Air Supply

You need data; Air Supply will get it to you.

Air Supply is a versatile library to handle getting data from multiple sources in a sane way to use in your application build, data analysis, or whatever else requires fetching some data.

Why

Air Supply aims to address the need of having to bring in various data sources when making small or mid-size, self-contained projects. Air Supply was originally conceived while working at the Star Tribune where we often create small projects and different, non-dynamic data sources are needed for most of them. Air Supply is essentailly putting together and making a consistent interface for lots of one-off code around getting and parsing data that was written and used for many years.

Pros

Can handle many sources of data, such as local files and directories, HTTP(S) sources, Google Docs and Sheets, many SQL sources, AirTable, and more. See Packages.
Can easily parse and transform data such as CSV-ish, MS Excel, YAML, Shapefiles, ArchieML, zip files, and more. See parsers
Caches by default.
Aimed at simple uses by just writing a JSON config, as well as more advanced transformations.
Loads dependency modules as needed and allows for overriding.

Cons

Not focused on performance (yet). The caching mitigates a lot of issues here, but the goal would be to use streams for everything where possible.
Not meant for very complex data pipelines. For instance, if you have to scrape a thousand pages, Air Supply doesn't currently fit well, but could still be used to pull the processed data into your application.

Similar projects

These projects do roughly similar things, but not to the same degree:

Installation

npm install air-supply --save

By default Air Supply only installs the most common dependencies for its packages and parsers. This means, if you need specific more parsers and packages, you will need to install them as well. For instance:

npm install googleapis archieml

Command line use (global)

If you just want to use the command-line tool, install globally like:

npm install -g air-supply

If you plan to use a number of the packages and parsers, it could be easier (though uses more disk-space), to install all the "dev dependencies" which includes all the packages and parser dependences:

NODE_ENV=dev npm install -g air-supply

Usage

Air Supply can be used as a regular Node library, or it can utilize config files that can be run via a command-line tool or as well as through Node.

Basics

Basic usage in Node by defining the Packages when using Air Supply.

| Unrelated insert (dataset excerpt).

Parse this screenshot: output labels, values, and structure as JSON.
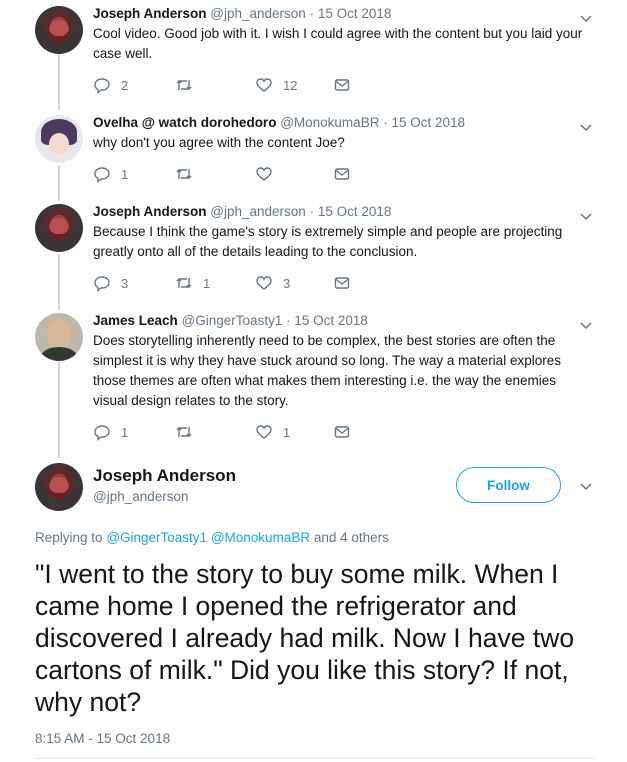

const { AirSupply } = require('air-supply');
 
// Create new AirSupply object and tell it about
// the packages it needs
let air = new AirSupply({
  packages: {
    remoteJSONData: 'http://example.com/data.json',
    // To use Google Sheet package, make sure to install
    // the googleapis module:
    // npm install googleapis
    googleSheetData: {
      source: 'XXXXXXX',
      type: 'google-sheet'
    }
  }
});
 
// Get the data, caching will happen by default
let data = await air.supply();
 
// Data will look something like this
{
  remoteJSONData: { ... },
  googleSheetData: [
    { column1: 'abc', column2: 234 },
    ...
  ]
}

Command line

The command line tool will look for configuration in multiple places. See Configuration files below. You can simply call it with:

air-supply

A configuration file, such as a .air-supply.json, will be loaded and run through Air Supply, outputting the fetched and transformed data to the command line (stdout).:

{
  "packages": {
    "cliData": "some-file.yml"
  }
}

You can also point the comand-line tool to a specific file if you want:

air-supply -c air-supply.rc > data.json

Examples

Any AirSupply options are passed down to each Package, so we can define a custom ttl (cache time) to AirSupply and then override for each package.

const { AirSupply } = require("air-supply");
// Since we are using the YAML parser, make sure module is installed
// npm install js-yaml
 
let air = new AirSupply({
  ttl: 1000 * 60 * 60,
  packages: {
    // This data will probably not change during our project
    unchanging: {
      ttl: 1000 * 60 * 60 * 24 * 30,
      source: "http://example.com/data.json"
    },
    defaultChanging: "https://example/data.yml"
  }
});
await air.supply();

Each Package can be given a transform function to transform data. We can also alter when the caching happens. this can be helpful in this instance so that we don't do an expensive task like parsing HTML.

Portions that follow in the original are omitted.